For its most important event – the Thomas Mann Festival – the Thomas Mann Cultural Centre selects themes that reflect universal, sensitive contemporary issues. These themes serve as a source of inspiration and leitmotif for the festival’s music, word, art and film programme. For some time now, the centre’s board of trustees has defined a fundamental theme that is valid for several years and is supplemented and developed by the respective annual themes. The last major, four-year theme was “Cultural Landscapes”.

For the coming years, the board of trustees has chosen a quote from Shakespeare’s “Hamlet” as the central theme of the festival in 2024. In his description of a world riddled with evil, the Prince of Denmark says: “Time is out of joint.” This formulation reflects a widespread feeling in our present day: that of living in the midst of a profound crisis – a radical and unpredictable change that undermines and calls into question what is supposedly solid, generally recognised and reliable. In such times, people are faced with powerful, uncontrollable, sometimes even incomprehensible forces that make personal decisions necessary, as social norms and values lose their binding force. Such crises have accompanied human history since the beginning. Experiences of dealing with threatening, often tragic upheavals can be found in all cultures.

Classical European culture has elevated humanity and the personal attitude that affirms and represents the value of the individual to its highest virtues. In Plato’s “State”, four cardinal virtues are named: Wisdom, Justice, Valour and Temperance. Christianity has supplemented these ancient virtues with three more, which are considered the “great virtues”: Faith, Hope and Love – with all virtues rooted in faith and crowned by love. The Board of Trustees has selected these virtues as sub-themes for the next three Thomas Mann Festivals. This year’s 2025 festival will therefore be centred on faith.

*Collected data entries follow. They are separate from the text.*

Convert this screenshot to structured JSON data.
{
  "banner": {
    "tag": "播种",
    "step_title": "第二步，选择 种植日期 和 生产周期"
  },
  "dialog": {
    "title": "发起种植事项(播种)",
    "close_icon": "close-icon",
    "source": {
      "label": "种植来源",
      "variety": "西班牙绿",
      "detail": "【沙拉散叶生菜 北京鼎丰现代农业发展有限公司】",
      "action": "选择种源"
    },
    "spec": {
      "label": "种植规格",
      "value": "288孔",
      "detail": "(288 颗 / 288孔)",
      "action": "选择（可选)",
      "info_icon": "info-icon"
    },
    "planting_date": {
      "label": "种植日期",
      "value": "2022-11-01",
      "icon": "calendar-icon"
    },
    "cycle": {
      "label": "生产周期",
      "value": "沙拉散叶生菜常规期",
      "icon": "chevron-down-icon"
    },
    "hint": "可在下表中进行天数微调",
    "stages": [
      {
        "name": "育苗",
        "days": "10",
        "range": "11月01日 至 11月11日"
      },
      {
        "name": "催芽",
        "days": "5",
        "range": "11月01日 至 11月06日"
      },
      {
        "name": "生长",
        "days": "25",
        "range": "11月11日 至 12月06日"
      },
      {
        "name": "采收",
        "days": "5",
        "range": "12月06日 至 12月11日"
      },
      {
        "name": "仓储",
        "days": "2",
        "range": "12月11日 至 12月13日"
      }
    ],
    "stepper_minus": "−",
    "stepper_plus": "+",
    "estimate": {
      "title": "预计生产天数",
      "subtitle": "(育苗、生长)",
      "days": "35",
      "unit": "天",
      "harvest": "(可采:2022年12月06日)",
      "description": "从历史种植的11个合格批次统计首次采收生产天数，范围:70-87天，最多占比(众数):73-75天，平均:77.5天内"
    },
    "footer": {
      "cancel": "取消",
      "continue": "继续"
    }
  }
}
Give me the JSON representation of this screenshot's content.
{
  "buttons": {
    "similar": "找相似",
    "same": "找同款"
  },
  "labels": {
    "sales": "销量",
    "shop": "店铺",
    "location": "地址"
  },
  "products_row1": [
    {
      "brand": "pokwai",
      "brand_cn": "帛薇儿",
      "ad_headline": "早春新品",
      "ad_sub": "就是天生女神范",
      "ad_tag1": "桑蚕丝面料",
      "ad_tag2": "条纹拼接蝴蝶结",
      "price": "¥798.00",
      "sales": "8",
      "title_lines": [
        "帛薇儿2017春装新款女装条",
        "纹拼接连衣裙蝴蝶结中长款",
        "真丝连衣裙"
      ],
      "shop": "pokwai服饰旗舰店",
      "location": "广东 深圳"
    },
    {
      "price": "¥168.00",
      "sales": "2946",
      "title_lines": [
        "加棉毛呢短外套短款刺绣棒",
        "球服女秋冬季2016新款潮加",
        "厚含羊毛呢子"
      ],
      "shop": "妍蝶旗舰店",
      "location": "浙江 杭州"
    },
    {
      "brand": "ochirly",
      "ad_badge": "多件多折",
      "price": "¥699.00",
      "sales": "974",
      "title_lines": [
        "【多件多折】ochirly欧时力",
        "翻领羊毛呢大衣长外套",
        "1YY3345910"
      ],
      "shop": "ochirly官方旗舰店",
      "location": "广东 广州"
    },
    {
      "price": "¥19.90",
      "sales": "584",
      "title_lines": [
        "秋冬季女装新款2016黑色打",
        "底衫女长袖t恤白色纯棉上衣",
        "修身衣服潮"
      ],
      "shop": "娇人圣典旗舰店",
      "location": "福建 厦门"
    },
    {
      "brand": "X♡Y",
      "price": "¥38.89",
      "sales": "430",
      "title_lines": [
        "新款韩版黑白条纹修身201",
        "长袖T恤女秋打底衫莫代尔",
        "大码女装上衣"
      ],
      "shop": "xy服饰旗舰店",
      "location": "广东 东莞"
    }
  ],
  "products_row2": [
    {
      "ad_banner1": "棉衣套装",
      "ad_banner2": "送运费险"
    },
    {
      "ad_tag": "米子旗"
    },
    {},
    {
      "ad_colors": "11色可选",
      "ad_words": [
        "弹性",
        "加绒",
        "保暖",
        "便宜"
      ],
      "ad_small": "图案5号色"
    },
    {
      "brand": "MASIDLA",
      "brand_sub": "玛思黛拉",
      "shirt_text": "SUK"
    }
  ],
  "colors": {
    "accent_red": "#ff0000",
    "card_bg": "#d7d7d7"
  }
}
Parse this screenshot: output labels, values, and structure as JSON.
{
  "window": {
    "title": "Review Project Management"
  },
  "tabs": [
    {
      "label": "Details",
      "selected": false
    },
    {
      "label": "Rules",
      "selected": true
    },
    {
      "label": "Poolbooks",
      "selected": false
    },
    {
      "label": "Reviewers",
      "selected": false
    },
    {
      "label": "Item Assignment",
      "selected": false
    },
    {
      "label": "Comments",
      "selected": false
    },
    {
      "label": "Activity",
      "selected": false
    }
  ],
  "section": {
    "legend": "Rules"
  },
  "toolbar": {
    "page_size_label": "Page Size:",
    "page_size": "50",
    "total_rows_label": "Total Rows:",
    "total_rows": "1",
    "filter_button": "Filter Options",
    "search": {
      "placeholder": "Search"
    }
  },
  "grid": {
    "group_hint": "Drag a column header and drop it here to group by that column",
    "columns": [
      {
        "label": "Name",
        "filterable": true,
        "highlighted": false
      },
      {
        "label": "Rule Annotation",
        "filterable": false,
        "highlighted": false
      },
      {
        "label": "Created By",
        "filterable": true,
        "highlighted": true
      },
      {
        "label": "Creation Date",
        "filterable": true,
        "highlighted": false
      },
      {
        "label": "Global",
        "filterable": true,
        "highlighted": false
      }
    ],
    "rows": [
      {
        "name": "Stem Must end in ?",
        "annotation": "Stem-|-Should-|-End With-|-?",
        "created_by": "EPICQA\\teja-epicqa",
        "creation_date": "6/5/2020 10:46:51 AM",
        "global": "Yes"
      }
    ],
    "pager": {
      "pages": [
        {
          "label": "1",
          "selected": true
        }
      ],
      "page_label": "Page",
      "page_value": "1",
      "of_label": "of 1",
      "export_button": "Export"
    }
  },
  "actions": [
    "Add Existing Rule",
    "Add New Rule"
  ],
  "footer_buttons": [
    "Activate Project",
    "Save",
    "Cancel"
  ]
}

Faith is often associated with religion. However, it can also be understood outside of religious concepts – less as a virtue and more as a psychological or emotional attitude – which can become a survival strategy under certain circumstances. Faith can be understood as trust, confidence or even as an inner, elusive instinct that people rely on to make existential decisions in the face of an uncertain, threatening or seemingly hopeless future. In this sense, faith is a multi-layered, important cultural theme. The programme dedicated to faith at this year’s festival is intended to enable participants to experience human solidarity in connection with artists and cultural workers and to feel connected to those who have experienced or are experiencing a time that is “out of joint”. It invites you to discover faith in your innermost being.